A PROPÓSITO DEL DÍA INTERNACIONAL DE LA MUJER TRABAJADORA

 

Por: Eduardo Rosero Pantoja

Quiero hacer esta reflexión, empezando por decir, que esta no es una digresión académica. Todo lo contrario. Voy a hacer un recuento del valioso papel de la mujer en la sociedad mundial, diciendo que en mi ya larga vida, no he encontrado ninguna mujer zángana, porque todas son trabajadoras. Todas contribuyen, en el diario vivir, a su supervivencia y la de los suyos. Quiero abordar el papel de la mujer, principiando por mi familia, mis ancestros, que es la memoria más inmediata que tengo de la especie humana.

Mi bisabuela enviudó hacia 1902, en los estertores de la guerra civil más sonada que hemos tenido. En ella perdió a su marido, justamente, el mismo día y una hora después de que le entregaran el cadáver de su hijo mayor, muertos en las mismas lides, por defender las ideas sectarias y confesionales del Partido Conservador. Pero, además de haber perdido a sus seres queridos, quedó en la inopia, al frente de otros cuatro hijos, después de que su amado y fanático esposo ya había regalado sus tierras y su aserrío al susodicho partido.

El primer gran flagelo de las mujeres de Colombia han sido las continuas guerras, incluidas las cien, de las cuales habla Gabriel García Márquez y la más reciente, que lleva más de 77 años, una guerra latifundista, campesina, narco y  de clases, que hasta ahora no encuentra solución y cuyo saldo en el período que va, desde 1985 a 2018 es de casi medio millón de muertos (según el Informe de la Comisión de la Verdad). Pero de las 300 mil víctimas de la guerra de los años 40 y 50 (de la época de la mal llamada “Violencia”), ya no se dice ni se investiga nada, a pesar de que fue instigada por personas concretas como fueron los ex-presidentes dictadores, Mariano Ospina Pérez y Laureano Gómez, cuya acción nefanda contra el pueblo colombiano, está lo suficientemente documentada por la historia. Buena parte de las víctimas directas son mujeres, y otras, mujeres que perdieron a sus esposos, hijos y hermanos.

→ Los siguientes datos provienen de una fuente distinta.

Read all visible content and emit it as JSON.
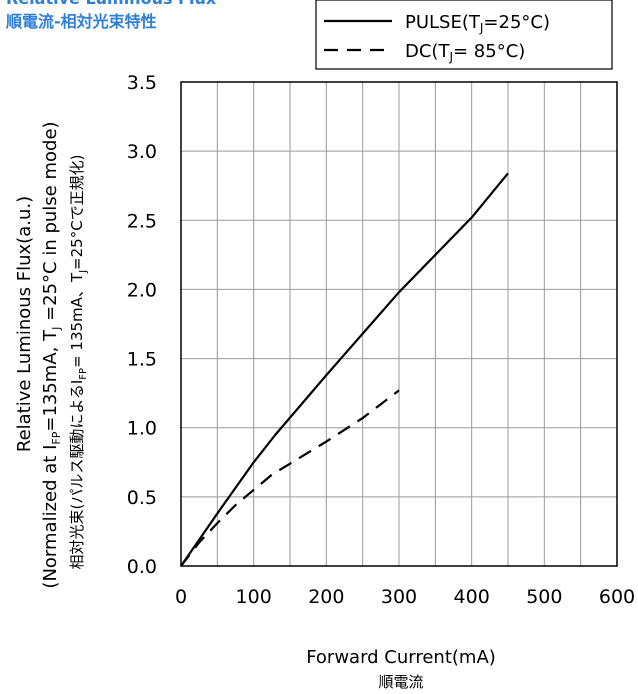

Las viudas y los huérfanos van por centenares de miles y el grueso del pueblo, no sólo ahora, sino desde siempre, ha cerrado los ojos ante esa realidad, obnubilado por la prensa, la radio, la televisión, además del  internet y el celular, que no dan tregua al alma de los habitantes del común. Para colmo de la decrepitud general, el alcohol, inunda las bodegas de todas las ciudades, poblaciones y aldeas de Colombia, dejando una larga estela de ignorancia, violencia y olvido de todo. En este estado de cosas, qué mejor para el Estado opresor, dejar que los pudientes dicten sus políticas, a través de legisladores que por dinero aprueban las leyes que más les convienen.

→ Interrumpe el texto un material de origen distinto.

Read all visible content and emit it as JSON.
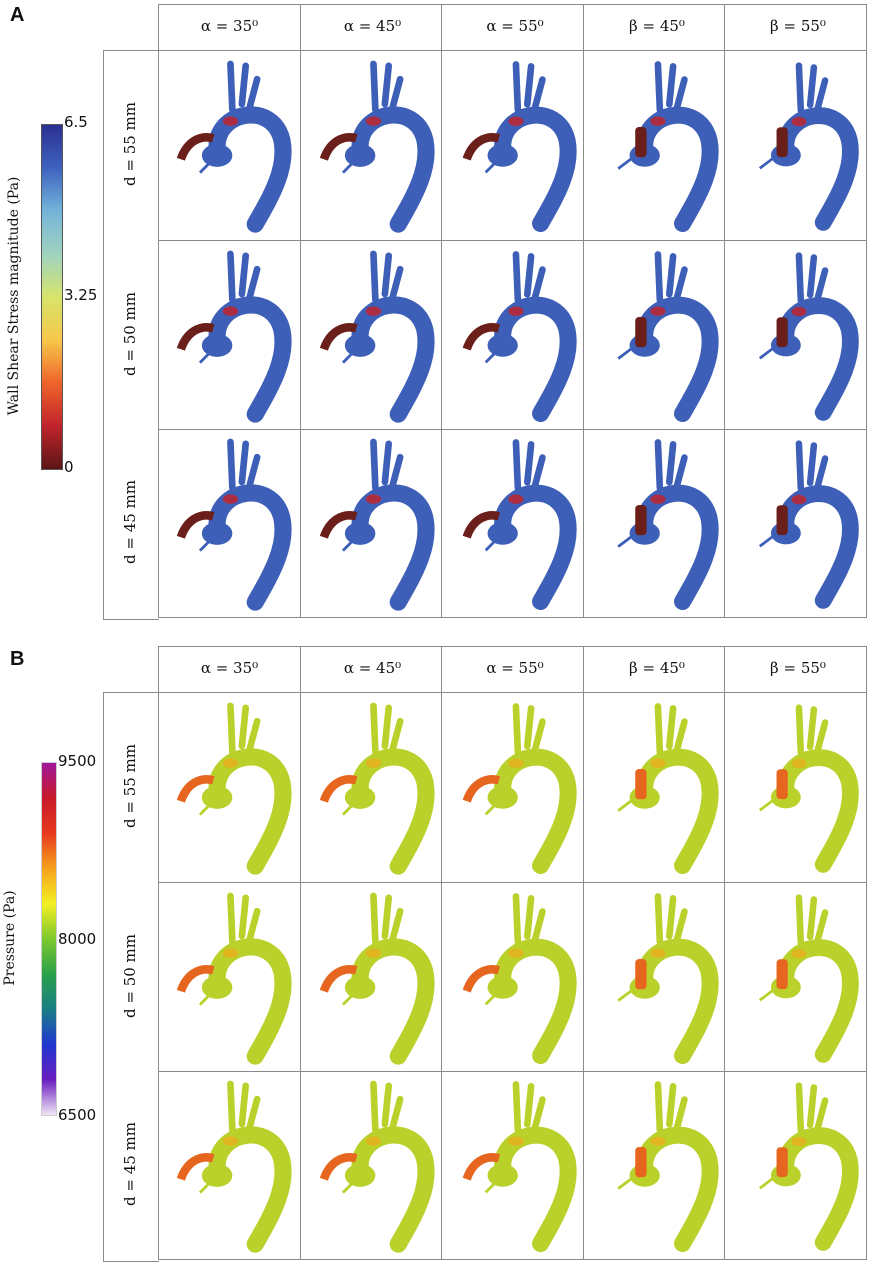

De los seis mil y más muertos inocentes de Soacha a manos de las huestes fascistas del gobierno de Uribe (2008), quedaron miles y miles de madres huérfanas de sus hijos (valga la licencia lingüística, porque no hay otra palabra), al perder a sus hijos que aparecieron muertos en el Noreste del país, falsamente culpados de ser insurgentes. Quisiéramos saber si a esas madres, sumidas en el dolor y la penuria, se les ha hecho una estatua o, por lo menos, un busto simbólico para recordar su tragedia, que es la de la nación colombiana. A los soldados de esa guerra fratricida, sí que les han hecho monumentos conmemorativos en varios lugares del país, pero por ningún lugar aparece una efigie a las viudas de  Colombia. Fuera del monumento a la Cacica Gaitana, en Neiva,  cuyo hijo fue asesinado por Añasco, el genocida español, no hay ningún otro monumento. Es como si las viudas de la guerra no existieran para la sociedad colombiana, en estos más de doscientos años de vida republicana. Por eso es más que justo, que en este Día Internacional de la Mujer Trabajadora, hagamos honor a la mujer luchadora por los más altos intereses de nuestra nacionalidad, como son la dignidad, la vida, la Naturaleza, el territorio y el derecho a vivir en paz.

Pero más que de protocolarios honores a las viudas, éstas necesitan de ayuda material constante para que puedan vivir dignamente, con la familia que les queda,  como una pequeña compensación al mal que han recibido de parte del conglomerado social, representado en el Estado. Como decían los mayores: “Obras son amores y no buenas razones”.